When you hear the word fasting, what comes to mind? Really, I’m curious. Tell me the first thing that comes to mind? For me when I hear the word fasting, I think of Jesus fasting for 40 days. The majority of my perspective on fasting has religious ties, do you think God knew there would be more benefits to fasting? Well, of course! He knows everything! All of the laws, rules, rituals He gave us were for our good, protection and if followed would help us to live a longer, healthier, safer life. So why do some people fast? Fasting is a practice found throughout the Bible. A fast in the Bible is usually voluntary, total abstinence from food for a set time for the purpose of devoting oneself to seeking God. Fasting denies our flesh what it wants so that we can focus more clearly on strengthening our spirits. Jesus fasted for 40 days right after he was baptized. While Jesus fasted in the wilderness he was tempted by the devil. When Jesus was at his lowest, weakest point, the devil even tempted him with food, tempting him to turn stones into loaves of bread. There is no doubt in my mind Jesus could have done this, but it wasn’t about that. “It is written, Man shall not live on bread alone, but by every word that comes from the mouth of God” Matthew 4:4. Christians may fast for a few reasons including 1) To express repentance for their sins 2) To grieve difficult circumstances 3) To seek God’s favor. Fasting can draw us closer to God and reveal our complete dependence upon him (and not food).

So let’s talk about fasting as it not only relates to your spiritual wellbeing, but also your nutritional wellbeing. Fasting has been discovered as a solution to a host of diseases. I recently watched two documentaries on fasting called “The Science of Fasting” and “Fasting”. Again, if you are intrigued by this topic at all, I would highly recommend these two documentaries.

What happens when you fast? There are three things our body needs to function, Glucose, Fats & Proteins. Whether you fast or not, your body needs energy to function It’s primary energy source is a sugar called glucose, which usually comes from carbohydrates including grains, dairy products, fruits, certain vegetables, beans and even sweat treats. However, during fasting, when there is no longer glucose entering the body, your body will adapt. During this phase the body will switch over to using mainly fat to convert to energy. This is what is now commonly referred to as ketosis. During the Ketosis phase your body finds a new way to burn fuel to function and it may not like it. This is also one of the reason day 2-5 was the most difficult during your 30 Day Reset. As your body learns to adapt it can throw a tantrum telling you it doesn’t like what you are doing. It prefers the old way, your body is saying no to change. Just like trying to break a child of a bad habit. It becomes mind over matter until you overcome and break through. 

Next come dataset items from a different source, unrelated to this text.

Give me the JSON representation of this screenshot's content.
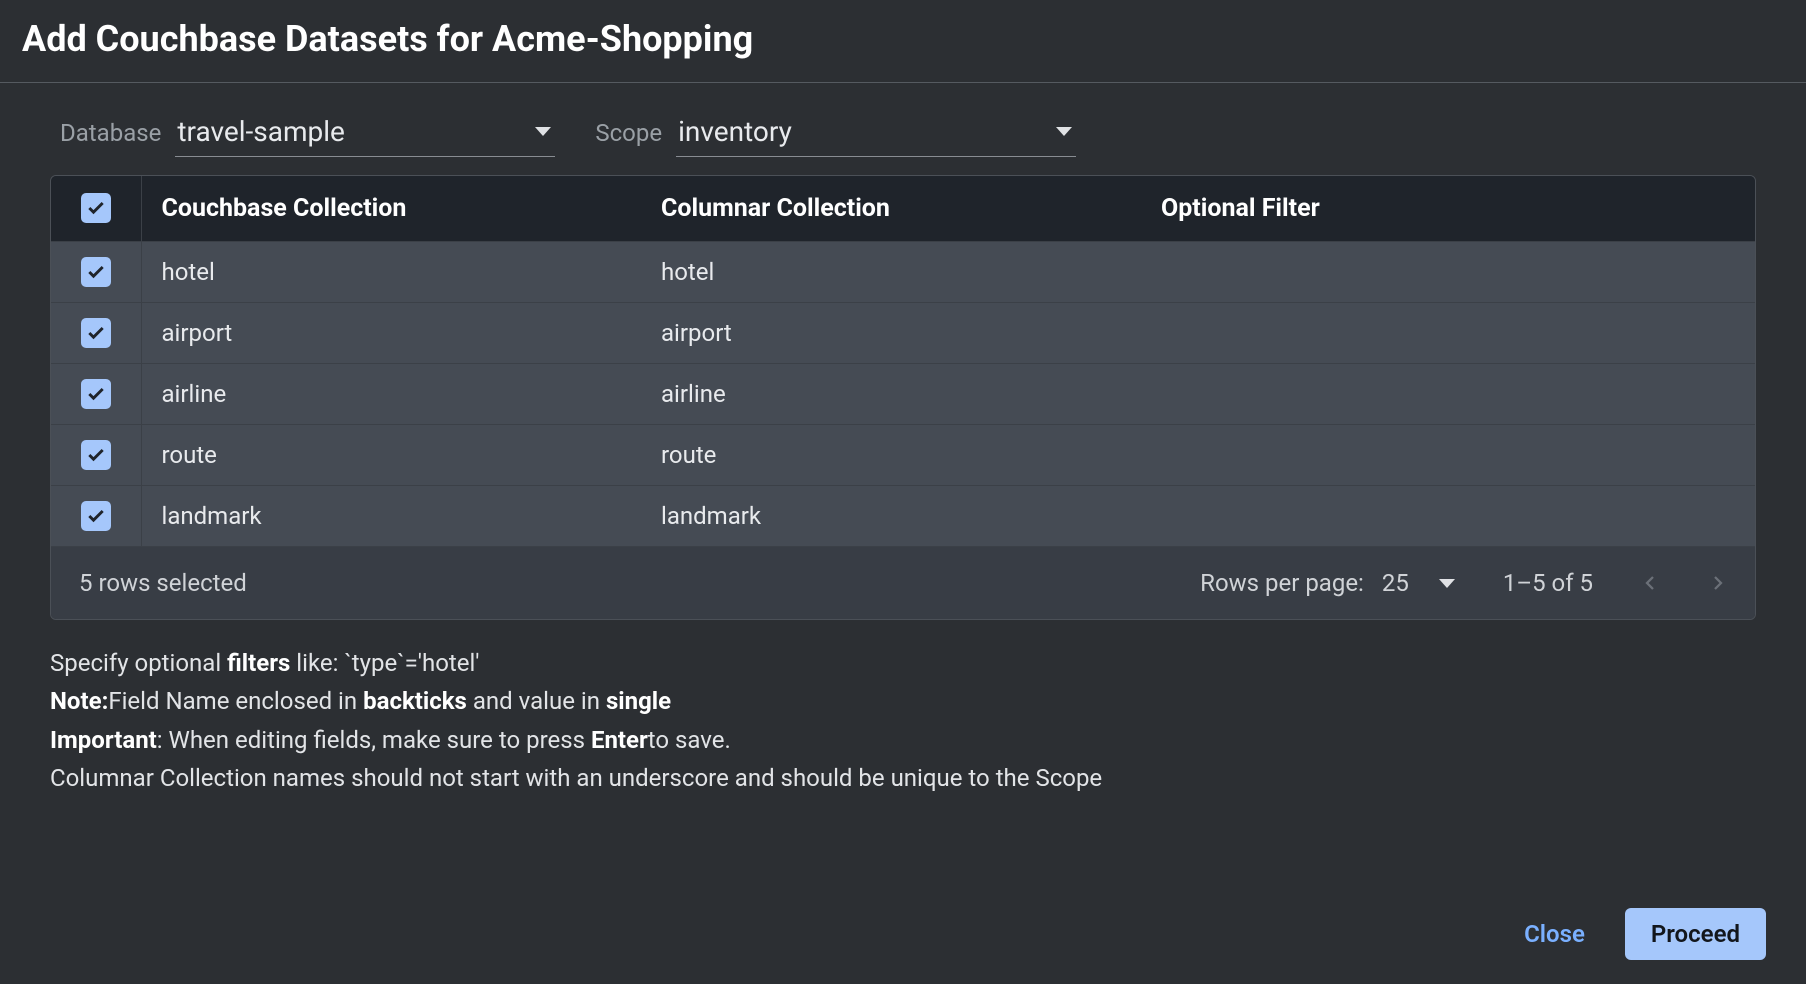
{
  "title": "Add Couchbase Datasets for Acme-Shopping",
  "selectors": {
    "database_label": "Database",
    "database_value": "travel-sample",
    "scope_label": "Scope",
    "scope_value": "inventory"
  },
  "table": {
    "headers": {
      "couchbase": "Couchbase Collection",
      "columnar": "Columnar Collection",
      "filter": "Optional Filter"
    },
    "rows": [
      {
        "checked": true,
        "couchbase": "hotel",
        "columnar": "hotel",
        "filter": ""
      },
      {
        "checked": true,
        "couchbase": "airport",
        "columnar": "airport",
        "filter": ""
      },
      {
        "checked": true,
        "couchbase": "airline",
        "columnar": "airline",
        "filter": ""
      },
      {
        "checked": true,
        "couchbase": "route",
        "columnar": "route",
        "filter": ""
      },
      {
        "checked": true,
        "couchbase": "landmark",
        "columnar": "landmark",
        "filter": ""
      }
    ]
  },
  "footer": {
    "selected_text": "5 rows selected",
    "rpp_label": "Rows per page:",
    "rpp_value": "25",
    "range_text": "1–5 of 5"
  },
  "help": {
    "l1_a": "Specify optional ",
    "l1_b": "filters",
    "l1_c": " like: `type`='hotel'",
    "l2_a": "Note:",
    "l2_b": "Field Name enclosed in ",
    "l2_c": "backticks",
    "l2_d": " and value in ",
    "l2_e": "single",
    "l3_a": "Important",
    "l3_b": ": When editing fields, make sure to press ",
    "l3_c": "Enter",
    "l3_d": "to save.",
    "l4": "Columnar Collection names should not start with an underscore and should be unique to the Scope"
  },
  "actions": {
    "close": "Close",
    "proceed": "Proceed"
  }
}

In general, most types of fasts are performed over 24-72 hours. Intermittent fasting, on the other hand, involves cycling between periods of eating and fasting, ranging from a few hours to a few days at a time. Not only can freedom come from fasting, so can a host of other benefits:

Common Benefits from fasting according to Healthline:

1-Proote Blood Sugar Control by Reducing Insulin Resistance

2-Promote Better Health by Fighting Inflammation

3-May Enhance Heart Health by Improving Blood Pressure, Triglycerides and Cholesterol Levels

4-May Boost Brain Function and Prevent Neurodegenerative Disorders

5-Aids in Weight Loss by Limiting Calorie Intake and Boosting Metabolism

6-Increase Growth Hormone Secretion, which is Vital for Growth, Metabolism, Weight Loss and Muscle Strength

7-Could Delay Aging and Extend Longevity

8-May Aid in Cancer Prevention and Increase the Effectiveness of Chemotherapy

There are many different types of fasting:

·     Water fasting involves drinking only water for a set amount of time

·     Juice fasting involves only drinking vegetable or fruit juice for a certain period of time

·     Intermittent fasting is when you restrict intake for a few hours up to a few days at a time and a normal diet

is resumed on other days.

·     Partial fasting involves eliminating certain foods or drinks such as processed foods, animal products,

caffeine or alcohol from the diet for a set period like we did on the 30-Day Reset.

Fasting can be a great tool to add to your wellness tool box when used in conjunction with a well-balanced diet. Of course, there may be medical reasons that you should not fast. If you are considering fasting and have concerns, please consult your doctor. 

How might you incorporate fasting into your wellness regime? What would it look like if you stopped eating at 7:00 PM and avoided eating food until the following day’s lunch? Maybe you are dealing with something in your life that you should consider fasting to repent, grieve or seek God’s favor?